Combinatorial identification of DNA methylation patterns over age in the human brain

BMC Bioinformatics. 2016 Sep 23;17(1):393. doi: 10.1186/s12859-016-1259-3.

Abstract

Background: DNA methylation plays a key role in developmental processes, which is reflected in changing methylation patterns at specific CpG sites over the lifetime of an individual. The underlying mechanisms are complex and possibly affect multiple genes or entire pathways.
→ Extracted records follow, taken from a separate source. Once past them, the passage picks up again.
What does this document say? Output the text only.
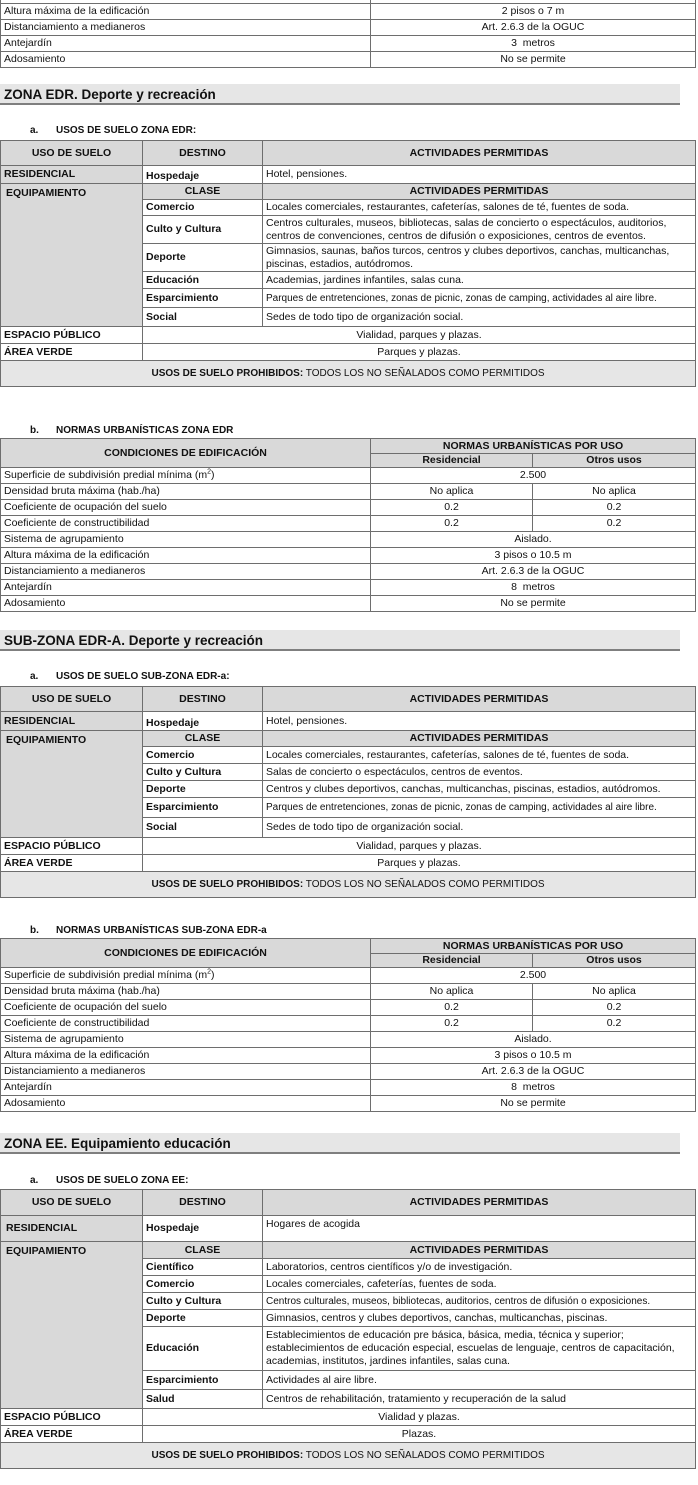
Altura máxima de la edificación	2 pisos o 7 m
Distanciamiento a medianeros	Art. 2.6.3 de la OGUC
Antejardín	3  metros
Adosamiento	No se permite
ZONA EDR. Deporte y recreación
a. USOS DE SUELO ZONA EDR:
USO DE SUELO	DESTINO	ACTIVIDADES PERMITIDAS
RESIDENCIAL	Hospedaje	Hotel, pensiones.
EQUIPAMIENTO	CLASE	ACTIVIDADES PERMITIDAS
	Comercio	Locales comerciales, restaurantes, cafeterías, salones de té, fuentes de soda.
	Culto y Cultura	Centros culturales, museos, bibliotecas, salas de concierto o espectáculos, auditorios, centros de convenciones, centros de difusión o exposiciones, centros de eventos.
	Deporte	Gimnasios, saunas, baños turcos, centros y clubes deportivos, canchas, multicanchas, piscinas, estadios, autódromos.
	Educación	Academias, jardines infantiles, salas cuna.
	Esparcimiento	Parques de entretenciones, zonas de picnic, zonas de camping, actividades al aire libre.
	Social	Sedes de todo tipo de organización social.

ESPACIO PÚBLICO	Vialidad, parques y plazas.	
ÁREA VERDE	Parques y plazas.	
USOS DE SUELO PROHIBIDOS: TODOS LOS NO SEÑALADOS COMO PERMITIDOS		
b. NORMAS URBANÍSTICAS ZONA EDR
CONDICIONES DE EDIFICACIÓN	NORMAS URBANÍSTICAS POR USO	
	Residencial	Otros usos
Superficie de subdivisión predial mínima $(m^2)$	2.500	
Densidad bruta máxima (hab./ha)	No aplica	No aplica
Coeficiente de ocupación del suelo	0.2	0.2
Coeficiente de constructibilidad	0.2	0.2
Sistema de agrupamiento	Aislado.	
Altura máxima de la edificación	3 pisos o 10.5 m	
Distanciamiento a medianeros	Art. 2.6.3 de la OGUC	
Antejardín	8  metros	
Adosamiento	No se permite	
SUB-ZONA EDR-A. Deporte y recreación
a. USOS DE SUELO SUB-ZONA EDR-a:
USO DE SUELO	DESTINO	ACTIVIDADES PERMITIDAS
RESIDENCIAL	Hospedaje	Hotel, pensiones.
EQUIPAMIENTO	CLASE	ACTIVIDADES PERMITIDAS
	Comercio	Locales comerciales, restaurantes, cafeterías, salones de té, fuentes de soda.
	Culto y Cultura	Salas de concierto o espectáculos, centros de eventos.
	Deporte	Centros y clubes deportivos, canchas, multicanchas, piscinas, estadios, autódromos.
	Esparcimiento	Parques de entretenciones, zonas de picnic, zonas de camping, actividades al aire libre.
	Social	Sedes de todo tipo de organización social.

ESPACIO PÚBLICO	Vialidad, parques y plazas.	
ÁREA VERDE	Parques y plazas.	
USOS DE SUELO PROHIBIDOS: TODOS LOS NO SEÑALADOS COMO PERMITIDOS		
b. NORMAS URBANÍSTICAS SUB-ZONA EDR-a
CONDICIONES DE EDIFICACIÓN	NORMAS URBANÍSTICAS POR USO	
	Residencial	Otros usos
Superficie de subdivisión predial mínima $(m^2)$	2.500	
Densidad bruta máxima (hab./ha)	No aplica	No aplica
Coeficiente de ocupación del suelo	0.2	0.2
Coeficiente de constructibilidad	0.2	0.2
Sistema de agrupamiento	Aislado.	
Altura máxima de la edificación	3 pisos o 10.5 m	
Distanciamiento a medianeros	Art. 2.6.3 de la OGUC	
Antejardín	8  metros	
Adosamiento	No se permite	
ZONA EE. Equipamiento educación
a. USOS DE SUELO ZONA EE:
USO DE SUELO	DESTINO	ACTIVIDADES PERMITIDAS
RESIDENCIAL	Hospedaje	Hogares de acogida
EQUIPAMIENTO	CLASE	ACTIVIDADES PERMITIDAS
	Científico	Laboratorios, centros científicos y/o de investigación.
	Comercio	Locales comerciales, cafeterías, fuentes de soda.
	Culto y Cultura	Centros culturales, museos, bibliotecas, auditorios, centros de difusión o exposiciones.
	Deporte	Gimnasios, centros y clubes deportivos, canchas, multicanchas, piscinas.
	Educación	Establecimientos de educación pre básica, básica, media, técnica y superior; establecimientos de educación especial, escuelas de lenguaje, centros de capacitación, academias, institutos, jardines infantiles, salas cuna.
	Esparcimiento	Actividades al aire libre.
	Salud	Centros de rehabilitación, tratamiento y recuperación de la salud

ESPACIO PÚBLICO	Vialidad y plazas.	
ÁREA VERDE	Plazas.	
USOS DE SUELO PROHIBIDOS: TODOS LOS NO SEÑALADOS COMO PERMITIDOS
Results: We applied a multivariate approach to identify combinations of CpG sites that undergo modifications when transitioning between developmental stages. Monte Carlo feature selection produced a list of ranked and statistically significant CpG sites, while rule-based models allowed for identifying particular methylation changes in these sites. Our rule-based classifier reports combinations of CpG sites, together with changes in their methylation status in the form of easy-to-read IF-THEN rules, which allows for identification of the genes associated with the underlying sites.

Conclusion: We utilized machine learning and statistical methods to discretize decision class (age) values to get a general pattern of methylation changes over the lifespan. The CpG sites present in the significant rules were annotated to genes involved in brain formation, general development, as well as genes linked to cancer and Alzheimer's disease.

Keywords: Aging; DNA methylation; Feature selection; Rule-based classification.